The Lieutenant Governor’s assertion that timely elections to local bodies will reinforce transparency, accountability, and participatory governance comes at a crucial juncture for Jammu and Kashmir. The statement reflects both a policy commitment and a democratic necessity. For more than two years, Panchayats and Municipal bodies have remained non-functional. With the term of District Development Councils ending on February 24, 2026, the Union Territory risks slipping into a complete vacuum of grassroots democratic representation. This situation carries serious implications not only for governance but also for development delivery, citizen participation, and institutional accountability.
The three-tier Panchayati Raj system-comprising Gram Panchayat at the village level, Panchayat Samiti at the block level, and Zilla Parishad/DDC at the district level-is the backbone of decentralised governance in India. These institutions are designed to ensure that governance is not concentrated at the top but distributed across layers that are closest to the people. Gram Panchayats handle essential services like drinking water, sanitation, local roads, and welfare implementation, while higher tiers coordinate planning and execution across regions. In Jammu and Kashmir, this system assumed even greater importance following the formation of the Union Territory. With political restructuring and the absence of a fully operational elected Government at certain phases, Panchayati Raj institutions filled the democratic void. They ensured that the fruits of democracy reached the grassroots, empowering citizens to participate directly in governance. Development work gained momentum because local representatives understood local realities-something that distant administrative mechanisms or even legislators cannot fully grasp.
The decentralisation of power through the Panchayati Raj also created a critical balancing mechanism in governance. Earlier, much of the authority regarding work allocation and local development planning rested largely with MLAs. While MLAs play an essential legislative and policy role, it is practically impossible for them to be aware of the micro-level problems of every village or locality. Panchayats filled this gap by identifying community-specific needs-whether it was repairing irrigation channels, improving school infrastructure, or prioritising rural road connectivity. The same logic applies to municipal governance. Urban problems are hyper-local. Issues such as drainage blockages, street lighting failures, sanitation lapses, or road damage vary from lane to lane. Corporators act as the most accessible bridge between citizens and the administration. Without elected municipal representatives, many issues remain either unreported or unresolved. The recent floods in parts of Jammu and Kashmir exposed serious flaws in drainage planning and maintenance. Local elected representatives could have played a crucial role in identifying flawed nullah construction, poor desilting schedules, and faulty execution at early stages.
The delay in elections is not merely a procedural gap-it has direct developmental consequences.

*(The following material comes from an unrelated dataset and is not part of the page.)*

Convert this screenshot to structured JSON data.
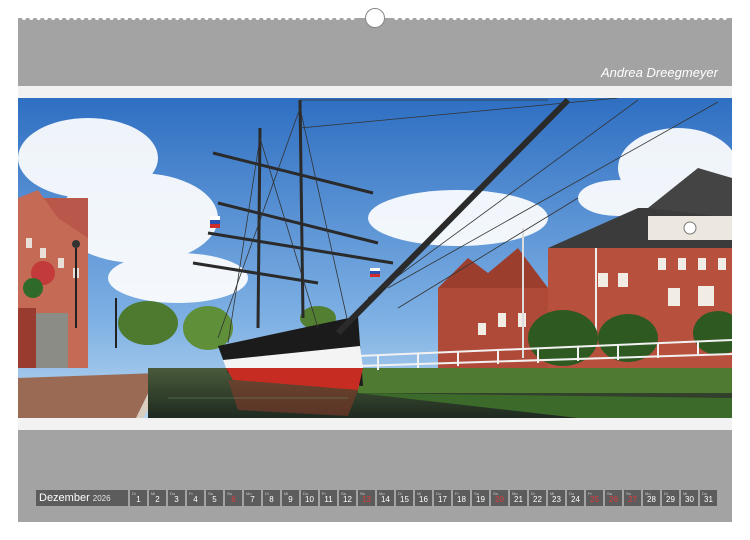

Panchayats and local bodies serve as implementing agencies for numerous centrally sponsored schemes. Significant budget allocations are routed through these institutions for rural housing, sanitation, employment generation, and infrastructure development. In the absence of elected Panchayati Raj institutions, many schemes remain slow, underutilised, or stuck in administrative pipelines. The gravity of the situation becomes clearer when viewed in a timeline context. Panchayats ceased to exist in January 2024, municipalities completed their terms in late 2023, and now DDCs are set to complete their tenure in February 2026. If fresh elections are not conducted, Jammu and Kashmir may face the first phase since 2019, where all three tiers of grassroots elected bodies are absent simultaneously. This is especially concerning because democratic participation is not only about voting in Assembly elections. Democracy becomes meaningful only when citizens can influence decisions affecting daily life-water supply, sanitation, roads, education, and local employment. Panchayati Raj institutions make governance participatory rather than merely representative.
Another important dimension is political stability and trust-building. The successful conduct of Assembly elections in 2024 demonstrated public faith in democratic processes. But democracy cannot function in fragments. If grassroots institutions remain absent, it weakens the overall democratic ecosystem and distances governance from citizens. The time has therefore come to restore the three-tier Panchayati Raj system fully. Diversification of power consistently produces better governance outcomes. When decision-making is shared across levels-state/UT, district, block, and village-policies become more responsive, corruption risks reduce, and development becomes more inclusive. Timely elections are a democratic imperative for the region’s long-term stability, development, and public empowerment.